Simulate SSH Brute-Force

Send test syslog messages:

# Using logger (Linux)
for i in {1..10}; do
    logger -n localhost -P 514 "<38>Jan 25 10:00:00 testhost sshd[1234]: Failed password for invalid user admin from 192.168.1.100 port 22 ssh2"
done

PowerShell:

$msg = "<38>Jan 25 10:00:00 testhost sshd[1234]: Failed password for invalid user admin from 192.168.1.100 port 22 ssh2"
$udp = New-Object System.Net.Sockets.UdpClient
$bytes = [Text.Encoding]::ASCII.GetBytes($msg)
1..6 | ForEach-Object { $udp.Send($bytes, $bytes.Length, "127.0.0.1", 514) }
$udp.Close()

Run Tests

pip install pytest pytest-asyncio
python -m pytest tests/ -v

Project Structure

homelog-sentinel/
├── src/
│   └── homelog_sentinel/
│       ├── __init__.py
│       ├── __main__.py
│       ├── cli.py              # Command line interface
│       ├── config.py           # Configuration management
│       ├── models.py           # Data models
│       ├── parsers.py          # Log parsers
│       ├── ingest.py           # Log ingestion (UDP/TCP/TLS)
│       ├── storage.py          # Storage backends
│       ├── detection.py        # Detection engine
│       ├── ai_analysis.py      # AI analysis
│       ├── notifications.py    # Notification system
│       ├── app.py              # Main application
│       └── security/           # Security module
│           ├── __init__.py
│           ├── validators.py   # Input validation
│           ├── sanitizers.py   # Data sanitization
│           └── rate_limiter.py # Rate limiting
├── scripts/
│   └── generate_tls_certs.py   # TLS certificate generator
├── tests/
│   ├── test_parsers.py
│   ├── test_detection.py
│   └── test_security.py
├── config.yaml                 # Sample configuration
├── requirements.txt
├── pyproject.toml
└── README.md

Security Notes

  • ✅ Runs fully locally with no outbound traffic (except to local Ollama)
  • ✅ Sensitive data is redacted before AI analysis
  • ✅ Prompt injection protection for AI requests
  • ✅ TLS encryption for syslog (RFC 5425)
  • ✅ Per-IP rate limiting with auto-blocking
  • ✅ Input validation on all external data
  • ✅ Path traversal prevention
  • ✅ No root privileges required (unless reading protected logs)

License

MIT License

Contributing

Contributions welcome!

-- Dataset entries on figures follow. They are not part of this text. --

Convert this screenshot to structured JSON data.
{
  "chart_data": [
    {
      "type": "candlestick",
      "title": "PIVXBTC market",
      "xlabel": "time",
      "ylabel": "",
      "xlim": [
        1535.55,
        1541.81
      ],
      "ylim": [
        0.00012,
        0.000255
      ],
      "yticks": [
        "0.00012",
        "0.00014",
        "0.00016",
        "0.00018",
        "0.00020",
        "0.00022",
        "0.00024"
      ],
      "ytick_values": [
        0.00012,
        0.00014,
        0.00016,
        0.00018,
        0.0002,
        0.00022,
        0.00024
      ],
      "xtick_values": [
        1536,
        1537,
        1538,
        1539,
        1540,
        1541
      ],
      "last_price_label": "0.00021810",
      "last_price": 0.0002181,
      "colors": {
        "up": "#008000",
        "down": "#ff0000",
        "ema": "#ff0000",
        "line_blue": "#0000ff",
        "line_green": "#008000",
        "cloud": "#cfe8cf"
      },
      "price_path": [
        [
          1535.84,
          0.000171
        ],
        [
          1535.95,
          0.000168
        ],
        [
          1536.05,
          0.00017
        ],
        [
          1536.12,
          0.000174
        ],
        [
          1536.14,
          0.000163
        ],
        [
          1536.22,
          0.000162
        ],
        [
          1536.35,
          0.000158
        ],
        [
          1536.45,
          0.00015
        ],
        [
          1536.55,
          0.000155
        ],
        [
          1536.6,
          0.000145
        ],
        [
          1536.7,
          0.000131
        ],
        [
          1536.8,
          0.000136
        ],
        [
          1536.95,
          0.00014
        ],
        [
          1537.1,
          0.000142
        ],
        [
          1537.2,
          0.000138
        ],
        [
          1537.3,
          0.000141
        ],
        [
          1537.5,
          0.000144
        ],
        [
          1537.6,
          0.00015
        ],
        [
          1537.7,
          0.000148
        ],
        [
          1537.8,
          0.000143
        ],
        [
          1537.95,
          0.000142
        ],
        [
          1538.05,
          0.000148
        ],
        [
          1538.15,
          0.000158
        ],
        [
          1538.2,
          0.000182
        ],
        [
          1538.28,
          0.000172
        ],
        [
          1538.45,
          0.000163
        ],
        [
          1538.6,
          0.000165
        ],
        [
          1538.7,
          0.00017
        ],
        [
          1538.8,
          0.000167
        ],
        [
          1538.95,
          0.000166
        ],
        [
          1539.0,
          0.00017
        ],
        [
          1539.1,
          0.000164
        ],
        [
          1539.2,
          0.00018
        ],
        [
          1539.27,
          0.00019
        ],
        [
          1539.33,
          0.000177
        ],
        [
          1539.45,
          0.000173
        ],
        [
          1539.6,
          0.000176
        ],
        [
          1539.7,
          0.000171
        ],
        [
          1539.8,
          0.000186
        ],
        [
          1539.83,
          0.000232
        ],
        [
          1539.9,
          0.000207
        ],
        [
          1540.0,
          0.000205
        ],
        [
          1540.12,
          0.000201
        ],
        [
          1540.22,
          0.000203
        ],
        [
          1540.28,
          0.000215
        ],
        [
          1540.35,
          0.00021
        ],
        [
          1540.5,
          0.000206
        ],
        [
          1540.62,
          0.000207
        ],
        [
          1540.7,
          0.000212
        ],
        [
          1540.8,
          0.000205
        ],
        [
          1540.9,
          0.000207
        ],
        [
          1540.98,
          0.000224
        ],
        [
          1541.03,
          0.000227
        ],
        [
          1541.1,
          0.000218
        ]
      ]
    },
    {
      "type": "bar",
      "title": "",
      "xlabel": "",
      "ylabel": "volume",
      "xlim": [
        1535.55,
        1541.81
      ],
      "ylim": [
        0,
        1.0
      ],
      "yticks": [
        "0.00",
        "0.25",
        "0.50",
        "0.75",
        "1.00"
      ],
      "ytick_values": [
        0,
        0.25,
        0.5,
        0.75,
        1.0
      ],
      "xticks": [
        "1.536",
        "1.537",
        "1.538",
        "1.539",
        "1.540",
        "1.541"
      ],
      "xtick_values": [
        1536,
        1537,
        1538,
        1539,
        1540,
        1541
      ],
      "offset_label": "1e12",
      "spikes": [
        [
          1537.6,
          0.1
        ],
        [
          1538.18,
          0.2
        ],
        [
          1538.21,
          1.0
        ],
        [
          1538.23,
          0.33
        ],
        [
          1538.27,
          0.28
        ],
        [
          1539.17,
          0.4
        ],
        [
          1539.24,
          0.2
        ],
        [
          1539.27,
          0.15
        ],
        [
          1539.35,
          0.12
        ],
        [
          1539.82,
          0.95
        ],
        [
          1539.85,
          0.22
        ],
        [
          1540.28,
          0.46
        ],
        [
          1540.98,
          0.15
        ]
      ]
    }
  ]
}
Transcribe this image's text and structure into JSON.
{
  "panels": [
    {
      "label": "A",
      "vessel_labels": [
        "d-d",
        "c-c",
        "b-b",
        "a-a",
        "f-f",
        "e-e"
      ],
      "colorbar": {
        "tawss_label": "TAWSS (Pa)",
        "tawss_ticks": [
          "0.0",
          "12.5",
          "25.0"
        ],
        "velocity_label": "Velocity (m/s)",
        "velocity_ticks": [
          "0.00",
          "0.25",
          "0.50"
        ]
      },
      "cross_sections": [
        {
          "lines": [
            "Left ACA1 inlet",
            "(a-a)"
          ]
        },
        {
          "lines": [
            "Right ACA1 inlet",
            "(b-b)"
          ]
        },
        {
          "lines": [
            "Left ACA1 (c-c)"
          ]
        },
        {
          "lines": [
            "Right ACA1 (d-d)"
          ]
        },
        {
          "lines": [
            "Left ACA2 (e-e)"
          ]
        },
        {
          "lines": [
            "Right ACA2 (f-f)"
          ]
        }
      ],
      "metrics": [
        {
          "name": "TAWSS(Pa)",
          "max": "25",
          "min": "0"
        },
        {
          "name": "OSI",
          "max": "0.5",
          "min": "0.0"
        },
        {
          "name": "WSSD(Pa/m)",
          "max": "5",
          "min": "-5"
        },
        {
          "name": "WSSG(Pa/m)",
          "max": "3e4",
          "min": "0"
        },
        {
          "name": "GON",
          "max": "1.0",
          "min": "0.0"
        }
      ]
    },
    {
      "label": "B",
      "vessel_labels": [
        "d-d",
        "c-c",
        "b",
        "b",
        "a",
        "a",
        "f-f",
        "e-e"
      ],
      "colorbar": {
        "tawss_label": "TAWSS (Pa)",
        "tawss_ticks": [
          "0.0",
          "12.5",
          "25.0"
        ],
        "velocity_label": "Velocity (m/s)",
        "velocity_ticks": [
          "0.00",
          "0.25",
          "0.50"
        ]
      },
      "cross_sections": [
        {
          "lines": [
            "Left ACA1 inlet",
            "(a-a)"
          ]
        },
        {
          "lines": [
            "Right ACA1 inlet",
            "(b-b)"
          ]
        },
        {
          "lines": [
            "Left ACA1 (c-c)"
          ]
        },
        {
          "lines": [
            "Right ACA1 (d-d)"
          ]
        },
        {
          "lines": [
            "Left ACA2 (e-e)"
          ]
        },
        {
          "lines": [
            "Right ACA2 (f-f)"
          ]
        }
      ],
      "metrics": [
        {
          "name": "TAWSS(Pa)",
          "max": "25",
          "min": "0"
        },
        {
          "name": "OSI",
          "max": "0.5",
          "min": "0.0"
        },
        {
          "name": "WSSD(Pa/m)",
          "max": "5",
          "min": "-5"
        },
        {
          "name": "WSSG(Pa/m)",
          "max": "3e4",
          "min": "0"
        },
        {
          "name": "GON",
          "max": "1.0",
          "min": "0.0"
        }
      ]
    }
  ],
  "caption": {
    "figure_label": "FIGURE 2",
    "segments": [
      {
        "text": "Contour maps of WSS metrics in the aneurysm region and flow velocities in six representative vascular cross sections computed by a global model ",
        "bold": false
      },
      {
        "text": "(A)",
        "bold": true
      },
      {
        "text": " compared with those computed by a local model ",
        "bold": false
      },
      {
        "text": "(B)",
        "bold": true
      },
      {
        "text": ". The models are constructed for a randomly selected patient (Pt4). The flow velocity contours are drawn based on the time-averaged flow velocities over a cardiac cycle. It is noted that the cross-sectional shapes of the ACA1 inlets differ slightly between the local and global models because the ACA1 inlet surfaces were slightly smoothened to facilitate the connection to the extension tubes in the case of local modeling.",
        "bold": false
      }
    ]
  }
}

Please ensure:

  • Code follows the existing style
  • No new external dependencies without discussion
  • Tests for new features
  • Documentation updates

About

Lightweight, local-first log ingestion and security monitoring for homelabs. Centralizes logs, applies simple detection rules, and adds hourly and daily insights using a local Ollama LLM. No SIEM overhead, no cloud dependencies.